By Ralph E. Moore Jr.,
Special to the AFRO

Many of us have at least one bad habit. Whether it be overeating, oversleeping, overspending, drinking too much or gossiping, we all have that one thing we need to stop or start doing.

The question challenging so many of us is, “How do you break a bad habit?”  And once you break one, “How do you make it stick?”

The conventional wisdom is that bad habits should be broken down into small parts to tackle them including triggers, practice, and rewards.  And there should be a step-by-step process to eliminating a bad habit.

The process of behavior modification (yes, that’s what it is) begins with clarifying to oneself what it is you want to focus on. 

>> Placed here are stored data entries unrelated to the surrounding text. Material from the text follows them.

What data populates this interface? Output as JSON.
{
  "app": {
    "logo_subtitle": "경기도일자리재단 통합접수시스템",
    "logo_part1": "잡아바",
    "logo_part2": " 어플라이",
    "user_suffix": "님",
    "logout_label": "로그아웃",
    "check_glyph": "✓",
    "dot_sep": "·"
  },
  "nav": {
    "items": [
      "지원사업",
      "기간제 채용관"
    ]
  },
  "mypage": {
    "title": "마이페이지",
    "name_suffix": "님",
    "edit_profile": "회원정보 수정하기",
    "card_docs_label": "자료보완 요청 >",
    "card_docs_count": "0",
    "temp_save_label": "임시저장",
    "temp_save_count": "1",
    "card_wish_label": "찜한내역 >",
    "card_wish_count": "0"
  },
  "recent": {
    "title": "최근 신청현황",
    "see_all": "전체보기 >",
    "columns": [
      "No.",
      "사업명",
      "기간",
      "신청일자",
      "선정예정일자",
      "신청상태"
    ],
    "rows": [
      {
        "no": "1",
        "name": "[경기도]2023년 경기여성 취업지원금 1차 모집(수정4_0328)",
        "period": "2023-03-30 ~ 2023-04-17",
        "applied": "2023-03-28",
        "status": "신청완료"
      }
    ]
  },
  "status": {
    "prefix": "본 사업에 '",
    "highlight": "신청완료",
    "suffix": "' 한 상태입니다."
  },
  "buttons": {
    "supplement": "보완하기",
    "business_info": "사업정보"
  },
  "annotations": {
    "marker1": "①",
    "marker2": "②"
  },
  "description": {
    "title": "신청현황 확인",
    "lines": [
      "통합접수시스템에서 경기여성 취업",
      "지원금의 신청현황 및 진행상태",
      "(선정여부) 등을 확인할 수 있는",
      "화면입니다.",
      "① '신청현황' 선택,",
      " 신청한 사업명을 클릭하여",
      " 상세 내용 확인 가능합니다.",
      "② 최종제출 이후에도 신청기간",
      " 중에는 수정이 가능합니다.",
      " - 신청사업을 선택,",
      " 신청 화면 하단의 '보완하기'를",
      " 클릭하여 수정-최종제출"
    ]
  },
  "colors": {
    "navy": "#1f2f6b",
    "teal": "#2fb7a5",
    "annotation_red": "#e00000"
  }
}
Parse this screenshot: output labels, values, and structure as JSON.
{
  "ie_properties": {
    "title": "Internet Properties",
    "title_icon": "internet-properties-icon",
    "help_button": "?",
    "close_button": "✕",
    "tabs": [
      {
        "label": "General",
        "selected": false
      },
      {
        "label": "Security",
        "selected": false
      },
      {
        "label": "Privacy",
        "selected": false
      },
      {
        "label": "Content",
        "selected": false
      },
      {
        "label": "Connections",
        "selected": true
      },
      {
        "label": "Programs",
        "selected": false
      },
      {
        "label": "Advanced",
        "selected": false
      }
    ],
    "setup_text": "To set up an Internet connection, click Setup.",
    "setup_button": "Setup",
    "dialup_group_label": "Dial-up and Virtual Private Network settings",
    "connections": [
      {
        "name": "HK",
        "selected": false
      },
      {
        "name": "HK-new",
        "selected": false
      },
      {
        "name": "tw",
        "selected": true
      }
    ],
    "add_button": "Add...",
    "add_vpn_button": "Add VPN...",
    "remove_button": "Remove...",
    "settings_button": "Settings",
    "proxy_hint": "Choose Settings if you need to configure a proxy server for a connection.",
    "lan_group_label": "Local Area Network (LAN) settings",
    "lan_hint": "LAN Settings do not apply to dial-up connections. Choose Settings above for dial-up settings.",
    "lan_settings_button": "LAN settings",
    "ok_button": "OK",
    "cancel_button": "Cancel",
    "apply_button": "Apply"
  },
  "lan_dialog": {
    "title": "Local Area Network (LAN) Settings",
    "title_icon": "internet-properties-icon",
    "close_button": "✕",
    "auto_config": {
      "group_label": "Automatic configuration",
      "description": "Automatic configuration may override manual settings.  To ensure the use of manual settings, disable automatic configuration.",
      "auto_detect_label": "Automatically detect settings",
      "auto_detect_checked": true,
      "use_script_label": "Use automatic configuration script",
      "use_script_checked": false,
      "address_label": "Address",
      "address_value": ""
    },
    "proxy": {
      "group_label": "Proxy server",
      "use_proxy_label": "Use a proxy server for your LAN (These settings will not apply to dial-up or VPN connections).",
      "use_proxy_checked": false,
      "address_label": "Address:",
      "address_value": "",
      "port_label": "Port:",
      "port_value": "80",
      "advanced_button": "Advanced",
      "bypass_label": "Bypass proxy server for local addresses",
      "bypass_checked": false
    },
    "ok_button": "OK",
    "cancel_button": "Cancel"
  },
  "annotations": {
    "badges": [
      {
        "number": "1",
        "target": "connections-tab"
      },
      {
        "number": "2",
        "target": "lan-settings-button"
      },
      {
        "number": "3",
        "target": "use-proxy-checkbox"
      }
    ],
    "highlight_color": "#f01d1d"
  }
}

  1. Define the bad habit.  Do you struggle with too much snacking, never calling loved ones or friends back, not exercising or spending beyond your means? The first step to taking control of a bad habit is calling the bad behavior out! Don’t beat around the bush about your bad habit– address it head on.
  2. Be concrete. The question is “what causes a bad habit?” Are there triggers? For example, do you eat a lot of snacks because you buy too many and bring them home from the supermarket? Do you watch too much television because you don’t have any good books around? Is boredom the trigger? Is loneliness?  Is laziness? Define what exactly is the issue and figure it out, so you can fix it! 
  3. Identify solutions! Watching television too much may be fixed by buying books, board games or puzzles. Take some hard looks and give yourself some serious self-examination of what’s happening in that aspect of your life where bad habits show up. In our example of too much television watching, finding some other way to entertain oneself is the answer. Replacing one habit with another, more productive one, is the answer.
  4. Name the consequences of your bad habit and list the positive outcomes that would result from a change in behavior. Have you sat down and thought about all of the ways your life is negatively affected by overspending or eating too much? No matter the specific issue, write down all the ways your bad habit is affecting your life. Does a lack of sleep make you irritable around family, friends and coworkers? Think of how much you could benefit by making a change for the better. Write down all of the positive ways your life could flourish if you cut out the behaviors that are keeping you from truly thriving. 
  5. Use reminders to stay on track. Use the alarm on your cell phone to remind you to go to bed and when to wake up.  Staying up too late can be a bad habit. Set your alarm, turn in when it goes off and stick to your plan!

If you can find a buddy to join your effort to improve– someone you can call or text when you feel vulnerable– then your chances to overcome the bad habit will improve. Misery may love company but so does self-improvement. Use the buddy system to encourage one another, to remind each other and to challenge your buddy to keep going or to do better.

  1. Reward yourself as you go along. Positive reinforcement reputedly works better than negative reactions.
  1.  Consult a professional. If all else fails, call in the experts! Carolyn Opher Mozell is a leadership development coach who has worked for recent Baltimore City Mayors Sheila Dixon and Jack Young.  She has served as chief of staff and other senior positions. Mozell currently runs her two-year-old business, Leaders Who Connect and Inspire, LLC. She trains clients on self-improvement. 

Mozell advises that “self-awareness is the foundation of emotional maturity” and is needed on the road to breaking bad habits for the sake of self-improvement.  

“Emotional intelligence, particularly as it pertains to the individual, is needed to make progress,” she said. Mozell feels “self confidence, while working on oneself is also significant to achieving success.”

The time is now to make a plan! Seek advice today on how to break your bad habit. If needed, or consult a professional along the way. Lean on your support group as you strive for successful results. The bottom line is, don’t stop trying.